To order the drug, prospective patients are asked to complete an online assessment in which the minimum requirements are an age over 50 years, and no history of cardiovascular disease. If the Polypill Prevention Programme physicians decide you are a suitable candidate for the polypill, a prescription is given which allows the patient to bypass the pharmacy and order their medication directly through the website.
In addition to already-available clinical data for the drugs combined in the polypill, some clinical trials have been conducted in order to assess the safety and efficacy of the drugs, when taken together. In 2009, a group of researchers in India released their findings from the Indian Polycap Study (TIPS), which were published in the journal, The Lancet.
The researchers enrolled 2053 participants in a double-blind clinical trial, taking place across 50 clinical research sites in India. All volunteers were between 45 and 80 years of age, with one risk factor for cardiovascular disease. The efficacy of the polypill containing three blood pressure medications, a statin, aspirin and folic acid, was compared to treatment with the medications individually, or in small combinations of two to three drugs.
Researchers involved in TIPS found that reductions in blood pressure were correlated with the increasing number of antihypertensive drugs taken together, such as that in the polypill. Similarly, the participants receiving the polypill showed a greater reduction in LDL cholesterol, compared to simvastatin alone. Perhaps most promising of all was the finding that tolerability of the polypill was similar to that of each drug taken on its own.
Criticism For The Polypill
Doses of medications in the polypill are admittedly low and designed to reduce the risk of side-effects, however these doses are fixed which prevents physicians from adjusting the doses according to the individual patient. In addition, if a patient were to experience side effects, such as muscle aches or stomach issues, it would be difficult to determine which individual API were causing the issue.

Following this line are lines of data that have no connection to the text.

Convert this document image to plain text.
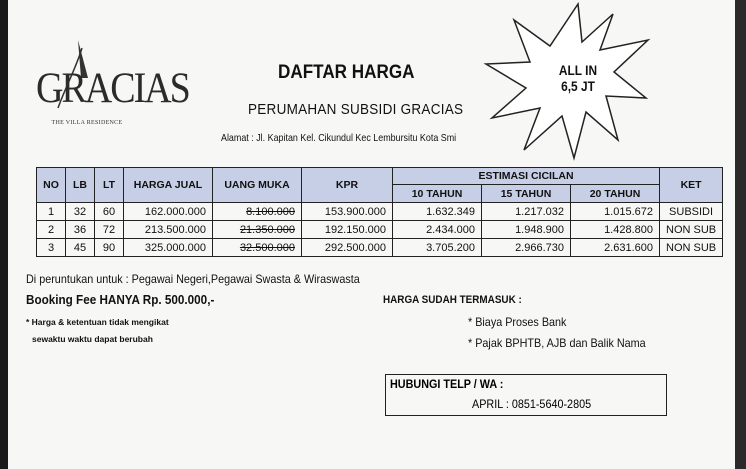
GRACIAS
THE VILLA RESIDENCE
DAFTAR HARGA
PERUMAHAN SUBSIDI GRACIAS
Alamat : Jl. Kapitan Kel. Cikundul Kec Lembursitu Kota Smi
ALL IN
6,5 JT
NO	LB	LT	HARGA JUAL	UANG MUKA	KPR	ESTIMASI CICILAN			KET
						10 TAHUN	15 TAHUN	20 TAHUN	
1	32	60	162.000.000	8.100.000	153.900.000	1.632.349	1.217.032	1.015.672	SUBSIDI
2	36	72	213.500.000	21.350.000	192.150.000	2.434.000	1.948.900	1.428.800	NON SUB
3	45	90	325.000.000	32.500.000	292.500.000	3.705.200	2.966.730	2.631.600	NON SUB
Di peruntukan untuk : Pegawai Negeri,Pegawai Swasta & Wiraswasta
Booking Fee HANYA Rp. 500.000,-
* Harga & ketentuan tidak mengikat
sewaktu waktu dapat berubah
HARGA SUDAH TERMASUK :
* Biaya Proses Bank
* Pajak BPHTB, AJB dan Balik Nama
HUBUNGI TELP / WA :
APRIL : 0851-5640-2805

A one-size-fits-all approach to medicine is generally beneficial to the pharmaceutical company that produces the drug, but may not necessarily be the best option for the patient. Critics worry that giving a medication to an entire population over the age of 50 could encourage poorer health choices, exasperating underlying health issues and comorbid conditions. Just as some may justify their poor diet by pointing to their exercise habits, individuals taking a preventive polypill for cardiovascular disease may neglect other areas of their life which could reduce their risk of heart attack and stroke.
“In general, the idea of a fixed dose, cookbook approach to medicine rarely works,” Dr. Marc I. Leavey, primary care specialist at Lutherville Personal Physicians, a Mercy Medical Center Community Physician Site, told Xtalks. “There will be some who are sensitive to one or more ingredients, may be taking a medication which interacts with a component, or may need customization of the dose. I think it makes about as much sense as clothing us all in one-size-fits-all monotone jump suits.”
Heart disease and stroke had an estimated $316.6 billion impact on the US economy in 2011 alone, due to healthcare costs and lost productivity. Even in an age of increasingly personalized medicine, it’s possible to envision a whole cohort of individuals popping a polypill just as easily as they take their daily vitamin.